A publication for the faculty, staff, administrators, and friends of California State University, Chico
April 14, 2005 Volume 35 / Number 7

 

Priest to Gangs Brings Message to Chico

Father Greg Boyle knows what his life’s mission is: to help inner-city youth avoid a life of violence in gangs.

Boyle is a Jesuit priest who has worked with gangs in East Los Angeles since 1986. He was assigned to serve as pastor to the Dolores Mission for a six-year term, but when the time came to leave, the community objected, and he was allowed to stay. He’s received national acclaim for his work helping the people he works with to find jobs and quality schooling.

Boyle will be visiting CSU, Chico during Founders Week. He will speak at the Newman Center on April 19, from 7 to 9 pm. The topic of the speech will be “Tattoos on the Heart: Community as a Response to Gang Violence.” The following day, April 20, Father Boyle will participate in a Conversation on Diversity. He will talk with faculty, staff, and students on the topic of “Gangs: A Growing Presence in our Community.” The conversation will be held in Harlen Adams Theatre at noon.

Father Boyle grew up in Los Angeles on a dairy farm, a long way from the inner-city community he would one day serve. He earned a bachelor’s degree in English from Gonzaga University and a master’s degree from Loyola Marymount University. After graduate school, he went to the Jesuit School of Theology to become a Jesuit priest.

He taught at Loyola High School in Los Angeles, and served as chaplain at Folsom State Prison and Islas Marias Penal Colony in Mexico. Father Boyle served as pastor of the Dolores Mission in Los Angeles from 1986 to 1992. He also worked with the Christian Base Communities in Cochabamba, Bolivia.

He is the founder and director of Homeboy Industries/ Jobs For a Future. The company was founded in 1988 at the Dolores Mission, the poorest church in the Archdiocese of Los Angeles. Jobs For a Future finds employment opportunities for at-risk youth. Father Boyle’s motto? “Nothing stops a bullet like a job.”

Boyle did not start out to work with gang members, he said. As part of his work as a pastor, he officiated at funerals, and when some of those funerals were for those killed as a result of gang violence, he began focusing his efforts on helping young people.

“I buried my first kid in 1988 and my 134th on Valentine’s day this year,” Boyle said.

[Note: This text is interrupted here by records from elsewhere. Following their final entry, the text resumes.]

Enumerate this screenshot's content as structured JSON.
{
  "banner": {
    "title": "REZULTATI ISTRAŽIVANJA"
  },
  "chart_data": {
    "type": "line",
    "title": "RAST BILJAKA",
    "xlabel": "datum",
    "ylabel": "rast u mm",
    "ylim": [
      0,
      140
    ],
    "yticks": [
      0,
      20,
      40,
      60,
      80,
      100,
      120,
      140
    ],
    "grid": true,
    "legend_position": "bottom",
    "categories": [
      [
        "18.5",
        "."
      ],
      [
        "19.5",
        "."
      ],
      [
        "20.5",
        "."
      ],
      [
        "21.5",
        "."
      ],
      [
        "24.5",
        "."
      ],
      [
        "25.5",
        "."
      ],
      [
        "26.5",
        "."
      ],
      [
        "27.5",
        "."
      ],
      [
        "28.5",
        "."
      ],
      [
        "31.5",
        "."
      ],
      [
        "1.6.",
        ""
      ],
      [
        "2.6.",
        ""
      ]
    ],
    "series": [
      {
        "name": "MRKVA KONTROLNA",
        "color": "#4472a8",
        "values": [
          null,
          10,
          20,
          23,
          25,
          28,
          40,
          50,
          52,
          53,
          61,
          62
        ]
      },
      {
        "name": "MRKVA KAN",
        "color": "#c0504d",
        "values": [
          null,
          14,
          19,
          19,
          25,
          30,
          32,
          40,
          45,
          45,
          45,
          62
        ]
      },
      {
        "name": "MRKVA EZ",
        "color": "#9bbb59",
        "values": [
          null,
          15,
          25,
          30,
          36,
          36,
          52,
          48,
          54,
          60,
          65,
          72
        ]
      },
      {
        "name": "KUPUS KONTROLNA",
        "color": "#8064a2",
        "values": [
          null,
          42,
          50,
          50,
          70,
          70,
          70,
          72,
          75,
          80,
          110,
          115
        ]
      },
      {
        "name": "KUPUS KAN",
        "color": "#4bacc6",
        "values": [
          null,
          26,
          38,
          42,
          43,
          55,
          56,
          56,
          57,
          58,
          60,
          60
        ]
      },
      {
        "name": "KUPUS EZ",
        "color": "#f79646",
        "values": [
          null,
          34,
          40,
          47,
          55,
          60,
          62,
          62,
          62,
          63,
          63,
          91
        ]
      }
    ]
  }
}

As part of his work at Homeboy Industries, Boyle has become a kind of father figure to the young people seeking employment. His office door is always open to those needing a bit of encouragement before an interview or a high five after getting a job. He is also available to help with the little details like learning how to tie a tie properly.

Boyle has become a mentor to many young men and women. One young man, Leo Ochoa, will be graduating from California State University, Chico this May. Ochoa lived in the Pico-Gardens Housing Projects in East Los Angeles, which is where he first met Father Boyle. Ochoa said that not only did Father Boyle provide him with jobs on several occasions, but even now offers support and help to Ochoa and his family.